Friday, May 30, 2008

Trial Court to Opine on Issue of First Impression under the Sunshine Law: Can Testimony be Limited to the First Day of a Recessed, Continued Meeting?

In Honua‘ula group joins suit against the county, May 29, 2008, reporter Chris Hamilton from the Maui News reported that on March 19, 2008, the Maui County Council voted 5-4 to grant zoning with a long list of conditions for the developers of the Honua’ula, aka Wailea 670, project. In early April 2008, the mayor signed bills for project district zoning to allow development.

The legal challenge is based, among other claims, on the Council’s practice of recessing its meetings. In practice, the Council closes testimony after the beginning of the meeting on day one, and will not take additional testimony at subsequent continued meetings on the same agenda item.

In this case, the Council’s Land Use Committee continued 13 meetings over two months. For about a year prior, council members on the Land Use Committee conducted dozens of meetings and heard from hundreds of people for and against the project.

HRS Chapter 92, commonly referred to as the Sunshine Law, procedurally requires that “[t]he [Council] shall afford all interested persons an opportunity to submit data, views, or arguments, in writing, on any agenda item. The [Council] shall also afford all interested persons an opportunity to present oral testimony on any agenda item. The [Council] may provide for reasonable administration of oral testimony by rule.” HRS Section 92-3. In addition, public notice must be given of any meeting by written agenda, six days prior to the meeting. HRS Section 92-7.

Any final action taken in violation of HRS sections 92-3 and 92-7 may be voidable upon proof of violation. HRS Section 92-11.

The question before Maui’s Second Circuit Court Judge Joseph Cardoza is whether recessing a meeting to another day would require additional testimony on the same agenda items. The County says no, because a recessed meeting is a continuation of the same meeting. The Plaintiff’s say yes, because continued meetings are new meetings that require public testimony.

The intent of the Sunshine Law is “to protect the people's right to know.” HRS Section 92-1. Provisions “requiring open meetings shall be liberally construed” and “provisions providing for exceptions to the open meeting requirements shall be strictly construed against closed meetings.” HRS Section 92-1. The Sunshine Law is silent on “recessed” meetings. Moreover, there is no exception that would bar persons from testifying again at a recessed meeting that is continued to a subsequent day.
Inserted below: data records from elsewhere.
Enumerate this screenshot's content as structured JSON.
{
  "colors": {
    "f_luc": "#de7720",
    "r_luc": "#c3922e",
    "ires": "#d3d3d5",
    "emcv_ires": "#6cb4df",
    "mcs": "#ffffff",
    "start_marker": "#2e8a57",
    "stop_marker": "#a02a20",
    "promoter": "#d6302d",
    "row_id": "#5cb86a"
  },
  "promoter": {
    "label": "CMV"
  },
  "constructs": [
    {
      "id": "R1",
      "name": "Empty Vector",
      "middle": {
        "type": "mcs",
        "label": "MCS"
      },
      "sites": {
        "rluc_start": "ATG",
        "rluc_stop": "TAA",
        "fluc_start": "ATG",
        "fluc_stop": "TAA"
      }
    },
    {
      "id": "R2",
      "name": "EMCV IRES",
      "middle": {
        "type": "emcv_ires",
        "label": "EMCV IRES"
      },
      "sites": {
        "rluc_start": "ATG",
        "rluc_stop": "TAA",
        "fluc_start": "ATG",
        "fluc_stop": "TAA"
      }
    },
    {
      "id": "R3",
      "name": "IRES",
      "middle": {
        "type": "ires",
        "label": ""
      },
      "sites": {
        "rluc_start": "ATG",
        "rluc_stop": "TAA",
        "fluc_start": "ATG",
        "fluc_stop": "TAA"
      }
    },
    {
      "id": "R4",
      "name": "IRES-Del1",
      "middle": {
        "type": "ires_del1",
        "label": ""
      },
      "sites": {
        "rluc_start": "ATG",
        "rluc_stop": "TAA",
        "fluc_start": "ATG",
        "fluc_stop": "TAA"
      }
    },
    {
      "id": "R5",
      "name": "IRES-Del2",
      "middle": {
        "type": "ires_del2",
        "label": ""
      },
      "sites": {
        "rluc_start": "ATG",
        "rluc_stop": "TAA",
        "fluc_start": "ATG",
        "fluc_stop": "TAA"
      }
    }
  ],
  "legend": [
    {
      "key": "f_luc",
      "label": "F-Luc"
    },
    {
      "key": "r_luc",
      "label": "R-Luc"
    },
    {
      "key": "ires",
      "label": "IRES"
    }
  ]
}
The Office of Information Practices is charged with interpreting the Sunshine Law when requested. HRS Section 92-1.5. It has not offered its opinion on the issue of recessed or continued meetings; however, it has opined that public testimony on agenda items may be taken at the beginning of a meeting then closed to further testimony. Opinion Letter No. 06-01. The Rules of the Maui County Council provides that the chair may fix time limits for testimony and that testimony is only taken during the “testimony portion of the meeting or hearing”; however, the Rules do not provide for the effect of recessed or continued meetings.

The Court should consider balancing the “people’s right to know” with the practicality of conducting efficient meetings and government business. The Sunshine Law states that "[o]pening up the governmental processes to public scrutiny and participation is the only viable and reasonable method of protecting the public's interest," but in addition to public scrutiny, the public also has an interest in efficient government. HRS Section 92-1. In this case, the County reportedly heard hundreds of people testify at over a year’s worth of meetings. If the Council allowed each person to testify multiple times on the same agenda item, the item could be filibustered. The alternative to a recess would be a meeting marathon that would gobble up meager county government resources and grind government business to a halt.

Either way Judge Cardoza decides, this case is destined for the Hawaii Supreme Court.